Bisnis.com, JAKARTA — Industri baja ringan mengkhawatirkan penurunan permintaan mengingat ketidakpastian Covid-19 yang kini semakin di luar kontrol.
Ketua Umum Asosiasi Roll Former Indonesia (ARFI) Stephanus Koeswandi menyebut permintaan yang melandai sudah dirasakan produsen sejak periode Lebaran lalu.

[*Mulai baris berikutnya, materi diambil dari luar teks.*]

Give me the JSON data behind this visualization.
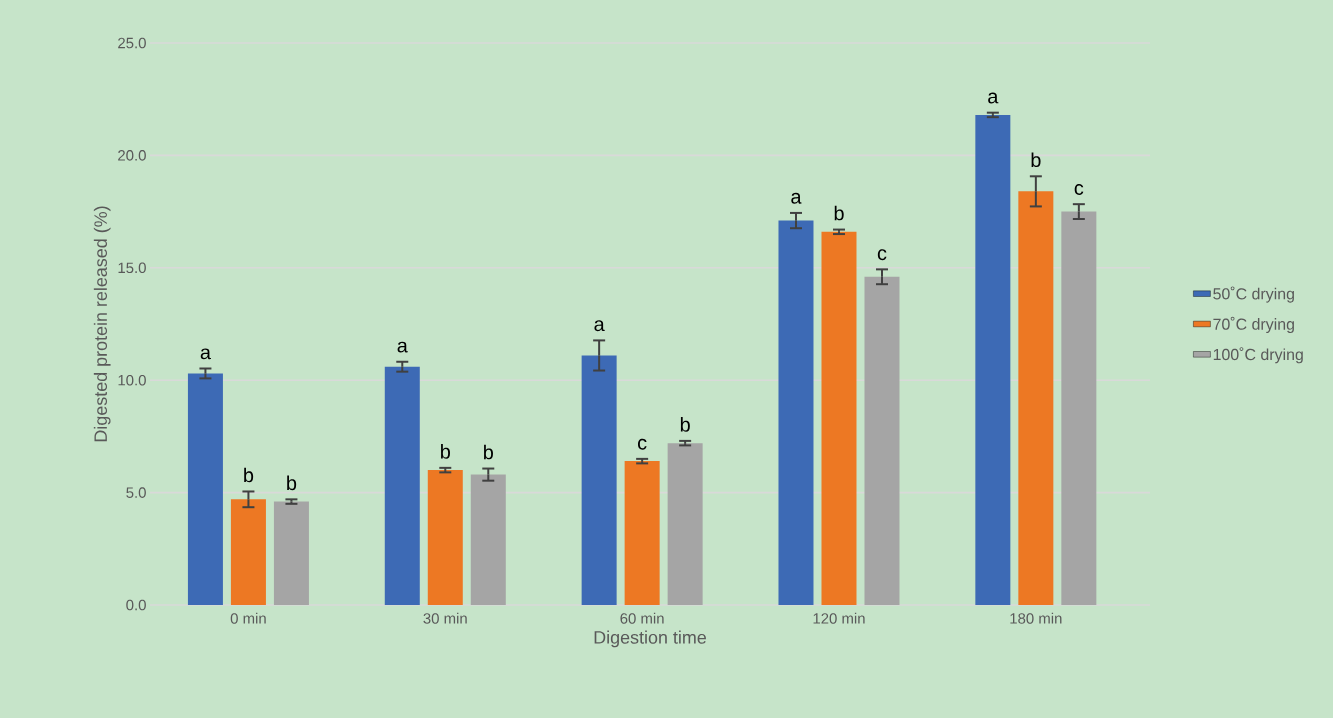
{
  "chart_data": {
    "type": "bar",
    "xlabel": "Digestion time",
    "ylabel": "Digested protein released (%)",
    "categories": [
      "0 min",
      "30 min",
      "60 min",
      "120 min",
      "180 min"
    ],
    "series": [
      {
        "name": "50˚C drying",
        "color": "#3d6ab5",
        "values": [
          10.3,
          10.6,
          11.1,
          17.1,
          21.8
        ],
        "errors": [
          0.22,
          0.22,
          0.67,
          0.34,
          0.1
        ],
        "value_labels": [
          "a",
          "a",
          "a",
          "a",
          "a"
        ]
      },
      {
        "name": "70˚C drying",
        "color": "#ed7823",
        "values": [
          4.7,
          6.0,
          6.4,
          16.6,
          18.4
        ],
        "errors": [
          0.35,
          0.1,
          0.1,
          0.1,
          0.67
        ],
        "value_labels": [
          "b",
          "b",
          "c",
          "b",
          "b"
        ]
      },
      {
        "name": "100˚C drying",
        "color": "#a5a5a5",
        "values": [
          4.6,
          5.8,
          7.2,
          14.6,
          17.5
        ],
        "errors": [
          0.1,
          0.27,
          0.1,
          0.33,
          0.33
        ],
        "value_labels": [
          "b",
          "b",
          "b",
          "c",
          "c"
        ]
      }
    ],
    "ylim": [
      0,
      25
    ],
    "yticks": [
      {
        "value": 0,
        "label": "0.0"
      },
      {
        "value": 5,
        "label": "5.0"
      },
      {
        "value": 10,
        "label": "10.0"
      },
      {
        "value": 15,
        "label": "15.0"
      },
      {
        "value": 20,
        "label": "20.0"
      },
      {
        "value": 25,
        "label": "25.0"
      }
    ],
    "grid": "y",
    "legend": "right"
  }
}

Adapun, pada periode lima bulan pertama produsen masih sempat merasakan pertumbuhan berkisar 12-13 persen.
"Meski kenaikan itu juga harus dilihat dengan adanya kenaikan harga bahan baku yang sejak awal tahun sangat fluktuatif sebagai imbas dari perang dagang antara China dan Amerika Serikat beserta kawan-kawannya," kata Stephanus kepada Bisnis, Rabu (23/6/2021).
Menurutnya meski produsen lokal selalu mengutamakan penyerapan bahan baku lokal yang biasanya diambil dari PT Krakatau Steel dan PT Gunung Garuda. Namun, umunya saat ini bahan baku dalam negerintak jarang juga merupakan produk campuran dari impor seperti Posco.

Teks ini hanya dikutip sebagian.